The service works like this: a user logs in to the app on their iOS or Android device. You enter your pickup location. Once an Uber driver accepts your request, they will pick you up and the driver will be given the destination just like a taxi, except Uber drivers are private vehicle owners in the local area contracted through the company.
Uber’s Lauren Altman spoke to South Bend Voice about the new service.
“We couldn’t be more excited to be providing access to alternative transportation options in South Bend,” Altman said.
The same enthusiasm cannot be said for city government, which offered a rather cold reception to the company.
“The City promotes innovation, but we also do not want inequalities in our transportation industry,” says Kara Kelly, a city spokesperson. “As it stands, this alternative is not considered the same as public vehicles for hire. We’re looking into if we need to classify, and potentially regulate, ridesharing.”
Regulatory authorities have targeted Uber throughout the US and in other countries where it operates. Several cities have filed cease-and-desist orders against the company, citing ordinances against operating an unlicensed taxi cab. Washington DC went so far as impounding the cars of Uber drivers. Taxi companies have filed suit against the company in Chicago, alleging deceptive and unfair business practices. New York City temporarily shut the company’s operations down after allegations of price gouging during Hurricane Sandy. According to the Huffington Post, rates more than doubled.
Altman defended the company’s pricing structure, saying that:
“Uber was founded with the goal of ensuring a reliable ride, wherever and whenever – and during times of peak demand, when there are not enough drivers on the system, fares increase so as to incentivize more drivers to come onto the platform. Surge pricing helps bring demand and supply into line, when necessary, by incentivizing more drivers to come onto the platform. Once demand falls or supply increases sufficiently, prices quickly go back to normal. The fact that surge pricing is in place is communicated repeatedly to a user – and requires confirmation – before the user can request the trip.”
Another concern is one of safety. Complaints about harassment and rape have surfaced in reputable sources. While some Uber drivers have been cleared of any wrongdoing, others have been fired for their actions. However, as ride share companies would point out, that is not to say that taxi drivers are incapable of doing the same things.

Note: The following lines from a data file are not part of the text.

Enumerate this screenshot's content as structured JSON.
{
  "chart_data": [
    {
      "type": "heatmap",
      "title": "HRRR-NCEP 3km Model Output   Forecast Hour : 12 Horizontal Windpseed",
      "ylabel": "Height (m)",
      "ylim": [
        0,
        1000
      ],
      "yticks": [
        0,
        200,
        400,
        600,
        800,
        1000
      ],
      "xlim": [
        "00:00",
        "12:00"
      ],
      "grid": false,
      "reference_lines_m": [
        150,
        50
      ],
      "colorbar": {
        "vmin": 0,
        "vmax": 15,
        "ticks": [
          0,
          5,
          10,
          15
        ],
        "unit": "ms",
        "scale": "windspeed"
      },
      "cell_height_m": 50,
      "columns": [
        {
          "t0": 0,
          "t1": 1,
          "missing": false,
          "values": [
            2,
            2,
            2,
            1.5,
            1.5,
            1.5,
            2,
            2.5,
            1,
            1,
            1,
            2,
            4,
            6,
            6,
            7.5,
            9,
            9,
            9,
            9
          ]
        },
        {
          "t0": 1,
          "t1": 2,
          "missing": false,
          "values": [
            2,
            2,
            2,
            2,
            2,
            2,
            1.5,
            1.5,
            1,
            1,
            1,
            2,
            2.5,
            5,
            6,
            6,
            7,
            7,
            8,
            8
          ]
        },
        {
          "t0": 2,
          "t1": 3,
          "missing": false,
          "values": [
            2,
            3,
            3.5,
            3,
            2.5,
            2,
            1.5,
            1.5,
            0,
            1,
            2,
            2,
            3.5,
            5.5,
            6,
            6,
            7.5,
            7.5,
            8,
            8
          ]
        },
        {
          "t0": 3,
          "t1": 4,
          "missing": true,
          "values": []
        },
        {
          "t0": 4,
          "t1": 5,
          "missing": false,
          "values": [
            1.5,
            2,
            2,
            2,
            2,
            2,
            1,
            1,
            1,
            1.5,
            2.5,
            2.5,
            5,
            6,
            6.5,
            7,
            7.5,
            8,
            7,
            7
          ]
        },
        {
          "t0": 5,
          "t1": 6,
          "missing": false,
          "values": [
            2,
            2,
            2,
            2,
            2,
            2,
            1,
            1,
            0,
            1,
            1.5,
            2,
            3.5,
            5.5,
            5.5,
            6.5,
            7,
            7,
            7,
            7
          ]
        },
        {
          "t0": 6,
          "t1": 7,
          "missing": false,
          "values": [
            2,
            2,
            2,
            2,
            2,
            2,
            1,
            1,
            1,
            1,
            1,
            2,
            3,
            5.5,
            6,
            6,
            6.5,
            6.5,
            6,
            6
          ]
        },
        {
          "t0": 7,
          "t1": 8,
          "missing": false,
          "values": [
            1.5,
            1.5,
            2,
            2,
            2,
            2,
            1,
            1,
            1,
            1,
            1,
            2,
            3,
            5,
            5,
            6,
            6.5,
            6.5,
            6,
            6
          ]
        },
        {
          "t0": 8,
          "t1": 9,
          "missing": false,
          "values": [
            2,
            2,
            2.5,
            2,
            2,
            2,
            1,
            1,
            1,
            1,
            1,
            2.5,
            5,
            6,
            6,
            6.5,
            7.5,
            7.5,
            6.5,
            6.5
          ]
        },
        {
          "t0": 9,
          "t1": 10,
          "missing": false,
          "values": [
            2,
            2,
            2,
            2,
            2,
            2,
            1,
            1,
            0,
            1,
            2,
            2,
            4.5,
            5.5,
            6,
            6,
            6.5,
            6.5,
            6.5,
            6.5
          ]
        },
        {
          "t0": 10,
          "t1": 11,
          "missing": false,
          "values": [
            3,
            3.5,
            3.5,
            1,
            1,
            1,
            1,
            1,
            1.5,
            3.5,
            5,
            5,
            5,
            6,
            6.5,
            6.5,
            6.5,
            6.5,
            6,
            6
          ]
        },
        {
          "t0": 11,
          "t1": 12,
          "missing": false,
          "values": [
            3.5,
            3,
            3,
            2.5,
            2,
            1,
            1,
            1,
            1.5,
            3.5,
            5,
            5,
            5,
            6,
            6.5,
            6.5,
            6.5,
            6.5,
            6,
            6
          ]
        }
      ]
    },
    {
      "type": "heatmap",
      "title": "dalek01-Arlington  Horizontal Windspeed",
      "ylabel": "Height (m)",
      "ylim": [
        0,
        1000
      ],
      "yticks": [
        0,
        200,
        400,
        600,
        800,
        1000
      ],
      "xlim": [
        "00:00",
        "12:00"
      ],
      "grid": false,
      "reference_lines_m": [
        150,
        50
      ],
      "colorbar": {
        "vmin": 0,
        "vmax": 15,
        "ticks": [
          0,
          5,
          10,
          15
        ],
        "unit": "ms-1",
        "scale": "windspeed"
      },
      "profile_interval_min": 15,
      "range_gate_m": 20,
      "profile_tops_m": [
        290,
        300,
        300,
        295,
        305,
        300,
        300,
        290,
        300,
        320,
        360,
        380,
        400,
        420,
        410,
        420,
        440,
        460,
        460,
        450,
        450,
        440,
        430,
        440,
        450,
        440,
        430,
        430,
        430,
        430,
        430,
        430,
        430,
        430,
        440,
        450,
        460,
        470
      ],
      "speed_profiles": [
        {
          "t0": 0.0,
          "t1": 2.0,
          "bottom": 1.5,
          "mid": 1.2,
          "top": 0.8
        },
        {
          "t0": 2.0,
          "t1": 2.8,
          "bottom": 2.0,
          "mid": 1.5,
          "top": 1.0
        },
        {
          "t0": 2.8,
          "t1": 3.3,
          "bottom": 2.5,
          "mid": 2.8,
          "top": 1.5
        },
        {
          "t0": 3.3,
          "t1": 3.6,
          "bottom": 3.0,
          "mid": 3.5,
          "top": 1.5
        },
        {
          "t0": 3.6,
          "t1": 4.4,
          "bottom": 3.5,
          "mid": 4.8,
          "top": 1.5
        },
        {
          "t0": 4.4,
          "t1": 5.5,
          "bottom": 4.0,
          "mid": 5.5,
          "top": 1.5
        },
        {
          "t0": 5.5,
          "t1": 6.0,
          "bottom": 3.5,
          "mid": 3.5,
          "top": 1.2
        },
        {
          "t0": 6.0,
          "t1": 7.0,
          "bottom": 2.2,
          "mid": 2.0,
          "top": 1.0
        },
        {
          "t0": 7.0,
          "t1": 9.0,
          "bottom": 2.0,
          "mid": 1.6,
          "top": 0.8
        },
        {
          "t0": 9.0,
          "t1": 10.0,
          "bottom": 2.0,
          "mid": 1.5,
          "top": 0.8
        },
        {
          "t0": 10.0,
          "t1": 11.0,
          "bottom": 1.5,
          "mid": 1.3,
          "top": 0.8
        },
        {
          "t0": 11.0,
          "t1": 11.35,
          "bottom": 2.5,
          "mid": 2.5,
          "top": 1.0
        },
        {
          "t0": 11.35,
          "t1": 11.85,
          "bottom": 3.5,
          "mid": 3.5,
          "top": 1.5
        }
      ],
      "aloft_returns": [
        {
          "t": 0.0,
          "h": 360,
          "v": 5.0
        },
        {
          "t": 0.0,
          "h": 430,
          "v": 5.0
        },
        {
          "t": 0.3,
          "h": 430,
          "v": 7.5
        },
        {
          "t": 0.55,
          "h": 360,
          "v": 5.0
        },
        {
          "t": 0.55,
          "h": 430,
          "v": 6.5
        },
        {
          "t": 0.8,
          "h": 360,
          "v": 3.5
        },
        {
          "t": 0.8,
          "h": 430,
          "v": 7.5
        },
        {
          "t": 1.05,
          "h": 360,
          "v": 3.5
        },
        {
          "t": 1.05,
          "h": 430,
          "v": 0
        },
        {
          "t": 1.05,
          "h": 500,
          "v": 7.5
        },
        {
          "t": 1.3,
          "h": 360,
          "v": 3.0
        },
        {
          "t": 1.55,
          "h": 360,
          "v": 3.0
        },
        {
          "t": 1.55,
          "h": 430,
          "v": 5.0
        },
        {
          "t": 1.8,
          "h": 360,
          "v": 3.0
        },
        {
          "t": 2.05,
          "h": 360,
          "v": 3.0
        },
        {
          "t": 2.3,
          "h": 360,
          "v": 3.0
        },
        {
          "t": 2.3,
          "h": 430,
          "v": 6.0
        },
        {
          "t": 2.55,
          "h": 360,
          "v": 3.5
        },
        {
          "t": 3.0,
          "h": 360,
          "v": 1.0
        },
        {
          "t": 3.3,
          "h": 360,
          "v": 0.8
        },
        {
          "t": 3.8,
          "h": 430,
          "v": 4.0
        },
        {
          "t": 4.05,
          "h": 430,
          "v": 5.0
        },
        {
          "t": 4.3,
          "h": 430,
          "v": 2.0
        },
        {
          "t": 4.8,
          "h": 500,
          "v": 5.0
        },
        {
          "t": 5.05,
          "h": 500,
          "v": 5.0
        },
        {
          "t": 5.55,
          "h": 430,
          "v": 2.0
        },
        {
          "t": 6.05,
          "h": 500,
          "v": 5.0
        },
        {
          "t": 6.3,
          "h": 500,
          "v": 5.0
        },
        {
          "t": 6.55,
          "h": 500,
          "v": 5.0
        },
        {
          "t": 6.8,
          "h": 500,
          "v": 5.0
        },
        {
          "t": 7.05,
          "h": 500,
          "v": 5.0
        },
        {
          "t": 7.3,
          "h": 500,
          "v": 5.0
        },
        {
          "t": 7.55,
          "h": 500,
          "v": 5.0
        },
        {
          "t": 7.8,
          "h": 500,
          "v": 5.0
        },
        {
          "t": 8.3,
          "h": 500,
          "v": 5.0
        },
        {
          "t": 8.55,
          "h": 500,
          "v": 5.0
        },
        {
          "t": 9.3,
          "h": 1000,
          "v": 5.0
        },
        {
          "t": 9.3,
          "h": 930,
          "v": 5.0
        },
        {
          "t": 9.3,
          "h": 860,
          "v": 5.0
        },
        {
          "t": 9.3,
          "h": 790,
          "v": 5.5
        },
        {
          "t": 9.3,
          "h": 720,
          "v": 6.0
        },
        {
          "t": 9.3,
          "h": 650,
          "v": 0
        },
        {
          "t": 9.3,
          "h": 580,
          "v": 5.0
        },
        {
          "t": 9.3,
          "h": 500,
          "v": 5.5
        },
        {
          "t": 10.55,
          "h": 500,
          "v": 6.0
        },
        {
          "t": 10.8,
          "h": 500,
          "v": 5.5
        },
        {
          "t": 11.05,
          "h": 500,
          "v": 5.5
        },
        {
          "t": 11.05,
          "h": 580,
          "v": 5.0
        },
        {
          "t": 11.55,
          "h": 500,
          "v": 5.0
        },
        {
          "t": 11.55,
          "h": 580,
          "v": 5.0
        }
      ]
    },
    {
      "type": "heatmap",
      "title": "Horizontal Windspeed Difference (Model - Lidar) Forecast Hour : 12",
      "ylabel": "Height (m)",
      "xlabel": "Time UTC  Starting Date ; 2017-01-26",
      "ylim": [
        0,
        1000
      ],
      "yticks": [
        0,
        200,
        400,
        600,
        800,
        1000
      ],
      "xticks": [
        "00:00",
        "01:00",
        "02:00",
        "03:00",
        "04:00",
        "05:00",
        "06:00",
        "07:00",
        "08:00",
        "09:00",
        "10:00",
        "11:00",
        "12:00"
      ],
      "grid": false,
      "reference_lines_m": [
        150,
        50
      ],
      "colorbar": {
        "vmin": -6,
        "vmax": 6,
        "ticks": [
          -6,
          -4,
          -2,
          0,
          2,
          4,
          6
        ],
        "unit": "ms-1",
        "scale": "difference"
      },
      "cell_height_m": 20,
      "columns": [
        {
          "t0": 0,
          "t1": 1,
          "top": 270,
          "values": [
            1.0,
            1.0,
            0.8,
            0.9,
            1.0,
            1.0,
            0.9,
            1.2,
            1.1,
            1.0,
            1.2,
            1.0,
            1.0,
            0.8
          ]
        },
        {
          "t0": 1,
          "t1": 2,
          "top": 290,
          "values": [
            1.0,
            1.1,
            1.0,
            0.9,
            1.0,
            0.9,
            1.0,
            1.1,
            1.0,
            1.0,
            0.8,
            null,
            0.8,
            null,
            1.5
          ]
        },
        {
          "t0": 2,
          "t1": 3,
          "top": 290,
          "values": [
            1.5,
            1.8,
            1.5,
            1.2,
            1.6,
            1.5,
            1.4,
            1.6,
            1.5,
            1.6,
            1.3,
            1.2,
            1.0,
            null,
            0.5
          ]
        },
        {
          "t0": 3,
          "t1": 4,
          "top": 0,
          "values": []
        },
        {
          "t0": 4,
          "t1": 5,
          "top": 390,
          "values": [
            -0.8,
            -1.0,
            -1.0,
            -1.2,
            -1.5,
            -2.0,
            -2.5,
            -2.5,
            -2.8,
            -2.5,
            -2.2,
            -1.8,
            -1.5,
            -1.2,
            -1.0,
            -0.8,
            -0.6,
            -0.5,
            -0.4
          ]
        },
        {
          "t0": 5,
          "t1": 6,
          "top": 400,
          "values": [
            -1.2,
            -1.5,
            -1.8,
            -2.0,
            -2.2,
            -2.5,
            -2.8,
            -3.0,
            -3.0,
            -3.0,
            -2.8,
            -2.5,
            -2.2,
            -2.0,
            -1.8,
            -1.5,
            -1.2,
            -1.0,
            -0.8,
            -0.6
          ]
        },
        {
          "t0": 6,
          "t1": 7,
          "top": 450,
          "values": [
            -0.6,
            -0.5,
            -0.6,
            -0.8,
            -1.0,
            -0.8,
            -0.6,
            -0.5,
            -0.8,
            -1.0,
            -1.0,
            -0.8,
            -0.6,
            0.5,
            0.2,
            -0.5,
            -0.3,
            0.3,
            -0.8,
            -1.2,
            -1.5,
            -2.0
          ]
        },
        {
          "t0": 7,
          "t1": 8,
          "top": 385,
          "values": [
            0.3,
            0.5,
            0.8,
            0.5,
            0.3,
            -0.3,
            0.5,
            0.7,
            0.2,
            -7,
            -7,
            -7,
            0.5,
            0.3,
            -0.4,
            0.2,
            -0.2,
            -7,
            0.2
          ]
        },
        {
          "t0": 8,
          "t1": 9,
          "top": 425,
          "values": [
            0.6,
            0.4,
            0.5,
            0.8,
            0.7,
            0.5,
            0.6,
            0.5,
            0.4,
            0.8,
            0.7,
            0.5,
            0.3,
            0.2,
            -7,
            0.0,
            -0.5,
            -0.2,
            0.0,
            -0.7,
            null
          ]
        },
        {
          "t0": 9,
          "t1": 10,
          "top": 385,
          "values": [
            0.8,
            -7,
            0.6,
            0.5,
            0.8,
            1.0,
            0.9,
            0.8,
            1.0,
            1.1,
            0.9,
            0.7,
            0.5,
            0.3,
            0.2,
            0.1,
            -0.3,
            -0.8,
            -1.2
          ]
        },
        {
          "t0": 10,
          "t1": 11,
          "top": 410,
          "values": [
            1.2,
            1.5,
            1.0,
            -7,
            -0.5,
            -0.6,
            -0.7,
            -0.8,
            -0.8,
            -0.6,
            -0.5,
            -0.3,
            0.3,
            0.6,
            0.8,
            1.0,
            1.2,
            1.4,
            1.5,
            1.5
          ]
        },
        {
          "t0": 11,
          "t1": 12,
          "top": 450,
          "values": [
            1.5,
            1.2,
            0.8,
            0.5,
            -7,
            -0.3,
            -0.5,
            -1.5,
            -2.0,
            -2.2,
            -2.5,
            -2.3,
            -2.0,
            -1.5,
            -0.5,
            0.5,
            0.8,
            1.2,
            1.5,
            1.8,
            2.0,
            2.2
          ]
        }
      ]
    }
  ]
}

“Safety is our number one priority at Uber,” Altman says. “Each driver requesting access to the Uber platform must undergo a rigorous background check and Uber has put industry-leading insurance policies in place to cover every ridesharing trip on the Uber platform throughout the U.S.”

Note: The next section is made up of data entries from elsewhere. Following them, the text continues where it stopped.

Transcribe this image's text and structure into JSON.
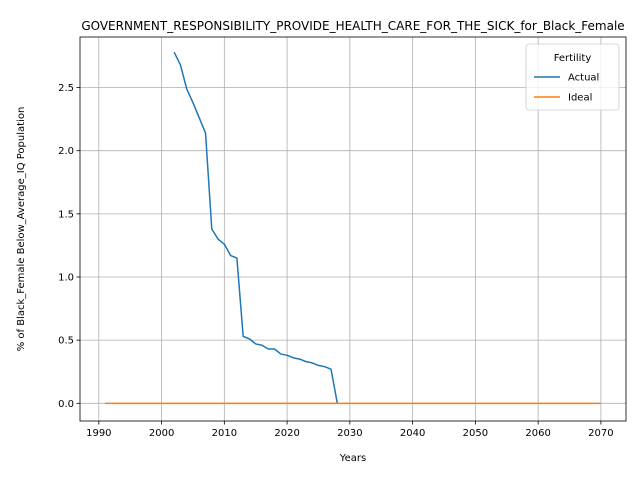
{
  "chart_data": {
    "type": "line",
    "title": "GOVERNMENT_RESPONSIBILITY_PROVIDE_HEALTH_CARE_FOR_THE_SICK_for_Black_Female",
    "xlabel": "Years",
    "ylabel": "% of Black_Female Below_Average_IQ Population",
    "xlim": [
      1987,
      2074
    ],
    "ylim": [
      -0.14,
      2.9
    ],
    "xticks": [
      1990,
      2000,
      2010,
      2020,
      2030,
      2040,
      2050,
      2060,
      2070
    ],
    "yticks": [
      0.0,
      0.5,
      1.0,
      1.5,
      2.0,
      2.5
    ],
    "xtick_labels": [
      "1990",
      "2000",
      "2010",
      "2020",
      "2030",
      "2040",
      "2050",
      "2060",
      "2070"
    ],
    "ytick_labels": [
      "0.0",
      "0.5",
      "1.0",
      "1.5",
      "2.0",
      "2.5"
    ],
    "grid": true,
    "legend": {
      "title": "Fertility",
      "placement": "top-right"
    },
    "series": [
      {
        "name": "Actual",
        "color": "#1f77b4",
        "x": [
          2002,
          2003,
          2004,
          2005,
          2006,
          2007,
          2008,
          2009,
          2010,
          2011,
          2012,
          2013,
          2014,
          2015,
          2016,
          2017,
          2018,
          2019,
          2020,
          2021,
          2022,
          2023,
          2024,
          2025,
          2026,
          2027,
          2028
        ],
        "y": [
          2.78,
          2.68,
          2.49,
          2.38,
          2.26,
          2.14,
          1.38,
          1.3,
          1.26,
          1.17,
          1.15,
          0.53,
          0.51,
          0.47,
          0.46,
          0.43,
          0.43,
          0.39,
          0.38,
          0.36,
          0.35,
          0.33,
          0.32,
          0.3,
          0.29,
          0.27,
          0.0
        ]
      },
      {
        "name": "Ideal",
        "color": "#ff7f0e",
        "x": [
          1991,
          2070
        ],
        "y": [
          0.0,
          0.0
        ]
      }
    ]
  }
}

The Uber users that we spoke with are pleased with the service compared to taxi companies.
“The prices were much better. And the service much better,” Emmanuel Olivier of Chicago told us. “Uber drivers have more of an incentive to do a high quality job. From what I’m told, they get a bonus for getting a certain amount of stars.”

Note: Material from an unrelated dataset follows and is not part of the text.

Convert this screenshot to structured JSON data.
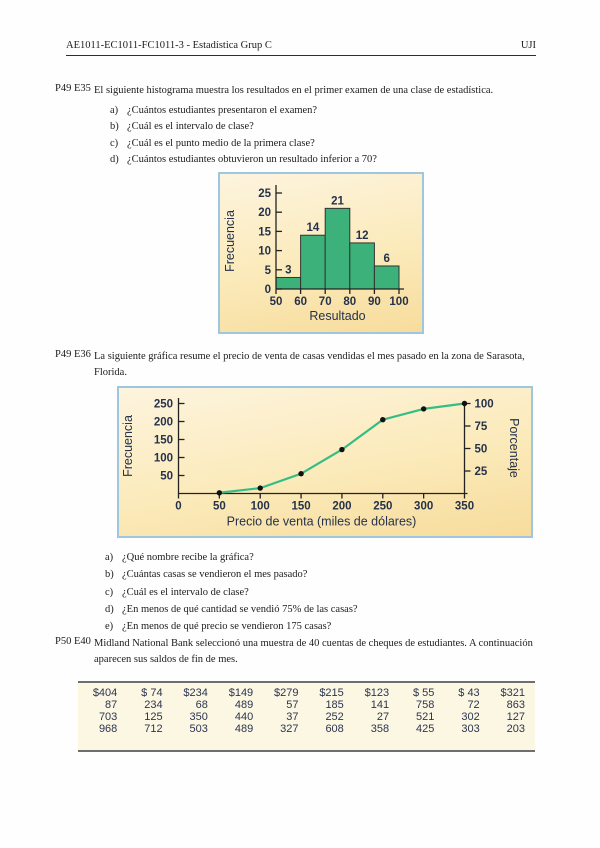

Just like with many services these days, Uber has its users rate their driver’s performance. Users can leave both a text review and a star rating, similar to what you would see on auction site eBay.
Another Uber user told us: “It’s my go-to in Chicago. Excited to see it in South Bend.”
It’s too early to say whether Uber will be successful in this smaller market where taxis are not heavily used. Likewise, we still do not know if it will face obstacles, such as lawsuits from taxi companies or government restrictions.
One thing that is definitely clear: the company chose a good time of the year to launch in South Bend. College football season routinely brings tens of thousands to the city as over 80,000 fans pack Notre Dame Stadium. The service will be popular for those that trek to South Bend via plane and train. The next game is Saturday, September 6 against Michigan.